Her welcome, her frankness, sweetness, sadness, brightness, her disconcerting poetry, as he made shift at moments to call it, helped as it was by the beauty of her whole setting and by the perception at the same time, on the observer's part, that this element gained from her, in a manner, for effect and harmony, as much as it gave—her whole attitude had, to his imagination, meanings that hung about it, waiting upon her, hovering, dropping and quavering forth again, like vague faint snatches, mere ghosts of sound, of old-fashioned melancholy music.

It was positively well for him, he had his times of reflecting, that he couldn't put it off on Kate and Mrs. Lowder, as a gentleman so conspicuously wouldn't, that—well, that he had been rather taken in by not having known in advance!

There had been now five days of it all without his risking even to Kate alone any hint of what he ought to have known and of what in particular therefore had taken him in.

The truth was doubtless that really, when it came to any free handling and naming of things, they were living together, the five of them, in an air in which an ugly effect of "blurting out" might easily be produced.

He came back with his friend on each occasion to the blest miracle of renewed propinquity, which had a double virtue in that favouring air.

He breathed on it as if he could scarcely believe it, yet the time had passed, in spite of this privilege, without his quite committing himself, for her ear, to any such comment on Milly's high style and state as would have corresponded with the amount of recognition it had produced in him.

Behind everything for him was his renewed remembrance, which had fairly become a habit, that he had been the first to know her.

This was what they had all insisted on, in her absence, that day at Mrs.
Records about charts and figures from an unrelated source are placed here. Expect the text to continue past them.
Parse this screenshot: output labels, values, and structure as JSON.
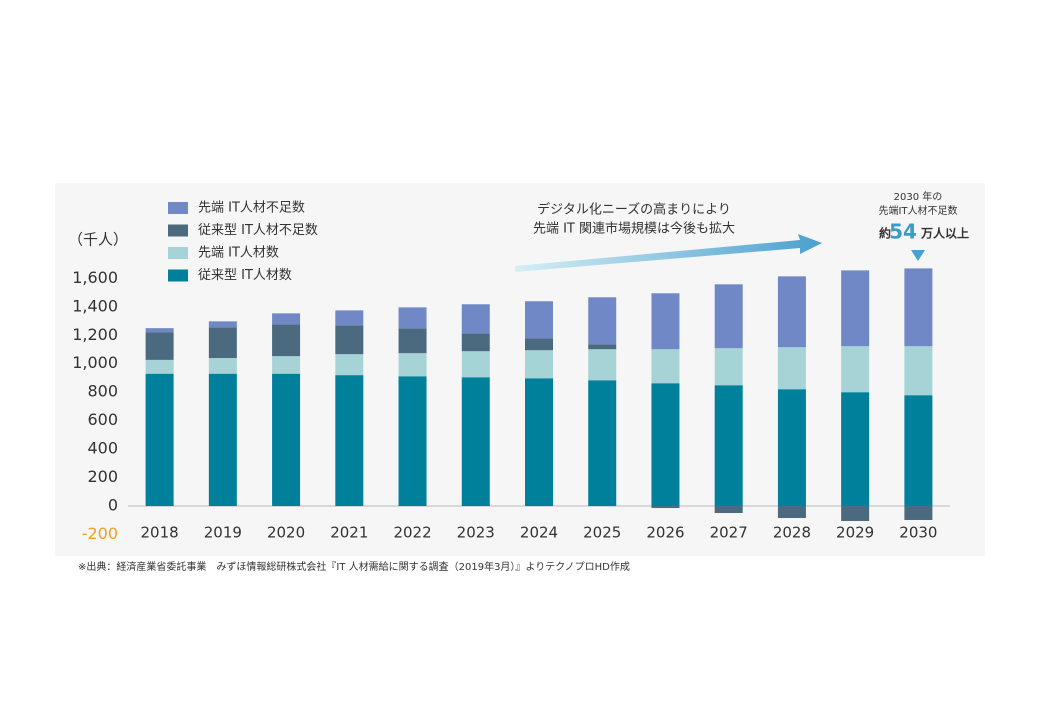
{
  "chart_data": {
    "type": "stacked_bar",
    "y_label": "（千人）",
    "categories": [
      "2018",
      "2019",
      "2020",
      "2021",
      "2022",
      "2023",
      "2024",
      "2025",
      "2026",
      "2027",
      "2028",
      "2029",
      "2030"
    ],
    "series": [
      {
        "name": "従来型 IT人材数",
        "color": "#00809b",
        "values": [
          930,
          930,
          930,
          920,
          912,
          905,
          898,
          884,
          863,
          849,
          821,
          800,
          779
        ]
      },
      {
        "name": "先端 IT人材数",
        "color": "#a6d3d6",
        "values": [
          97,
          110,
          123,
          147,
          162,
          183,
          197,
          218,
          239,
          260,
          295,
          323,
          344
        ]
      },
      {
        "name": "従来型 IT人材不足数",
        "color": "#4b6a80",
        "values": [
          195,
          216,
          224,
          203,
          175,
          126,
          84,
          35,
          -14,
          -49,
          -84,
          -105,
          -98
        ]
      },
      {
        "name": "先端 IT人材不足数",
        "color": "#7089c6",
        "values": [
          28,
          42,
          77,
          105,
          147,
          204,
          260,
          330,
          393,
          449,
          498,
          533,
          547
        ]
      }
    ],
    "ylim": [
      -200,
      1750
    ],
    "yticks": [
      -200,
      0,
      200,
      400,
      600,
      800,
      {
        "value": 1000,
        "label": "1,000"
      },
      {
        "value": 1200,
        "label": "1,200"
      },
      {
        "value": 1400,
        "label": "1,400"
      },
      {
        "value": 1600,
        "label": "1,600"
      }
    ],
    "negative_tick_color": "#f0a020",
    "annotations": {
      "trend": [
        "デジタル化ニーズの高まりにより",
        "先端 IT 関連市場規模は今後も拡大"
      ],
      "callout": [
        "2030 年の",
        "先端IT人材不足数",
        "約",
        "54",
        "万人以上"
      ]
    },
    "source": "※出典：経済産業省委託事業　みずほ情報総研株式会社『IT 人材需給に関する調査（2019年3月）』よりテクノプロHD作成"
  }
}
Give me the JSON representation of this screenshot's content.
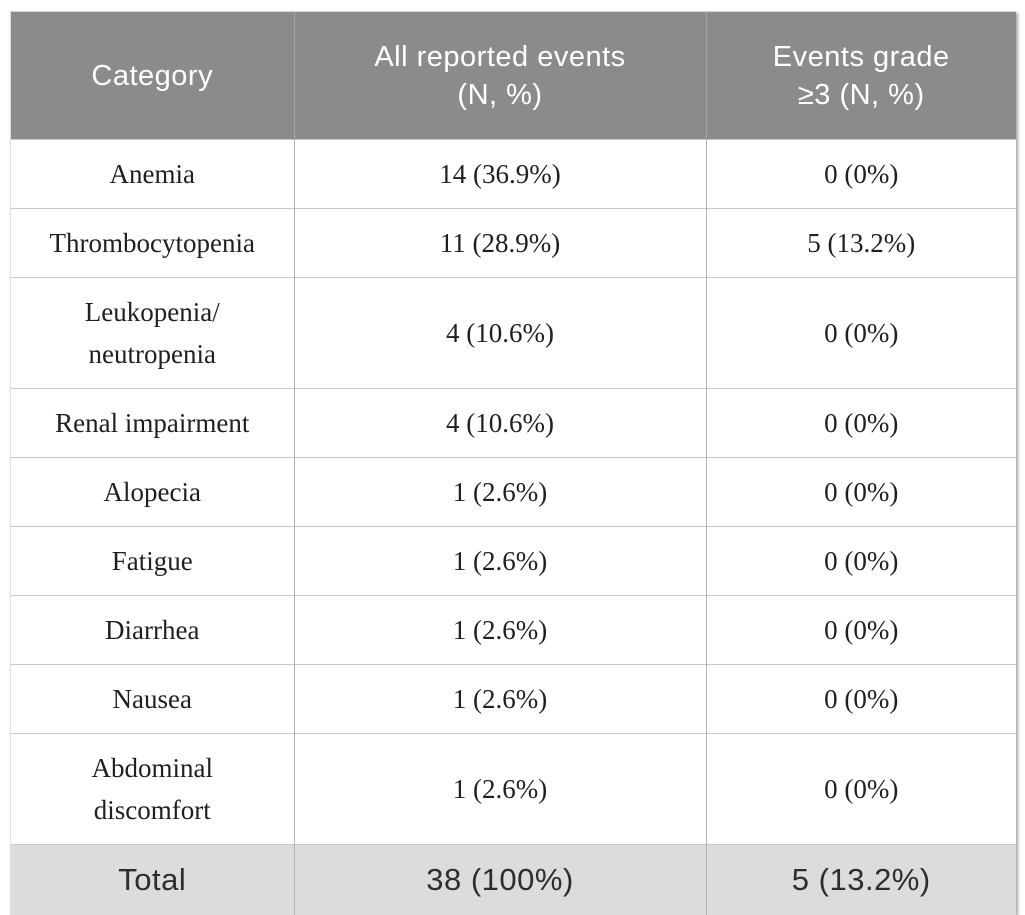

Lowder's; and this was in especial what had made him feel its influence on his immediately paying her a second visit.

Its influence had been all there, been in the high-hung, rumbling carriage with them, from the moment she took him to drive, covering them in together as if it had been a rug of softest silk.

It had worked as a clear connexion with something lodged in the past, something already their own.

He had more than once recalled how he had said to himself even at that moment, at some point in the drive, that he was not there, not just as he was in so doing it, through Kate and Kate's idea, but through Milly and Milly's own, and through himself and his own, unmistakeably—as well as through the little facts, whatever they had amounted to, of his time in New York.

II

There was at last, with everything that made for it, an occasion when he got from Kate, on what she now spoke of as his eternal refrain, an answer of which he was to measure afterwards the precipitating effect.

His eternal refrain was the way he came back to the riddle of Mrs. Lowder's view of her profit—a view so hard to reconcile with the chances she gave them to meet.

Impatiently, at this, the girl denied the chances, wanting to know from him, with a fine irony that smote him rather straight, whether he felt their opportunities as anything so grand.

He looked at her deep in the eyes when she had sounded this note; it was the least he could let her off with for having made him visibly flush.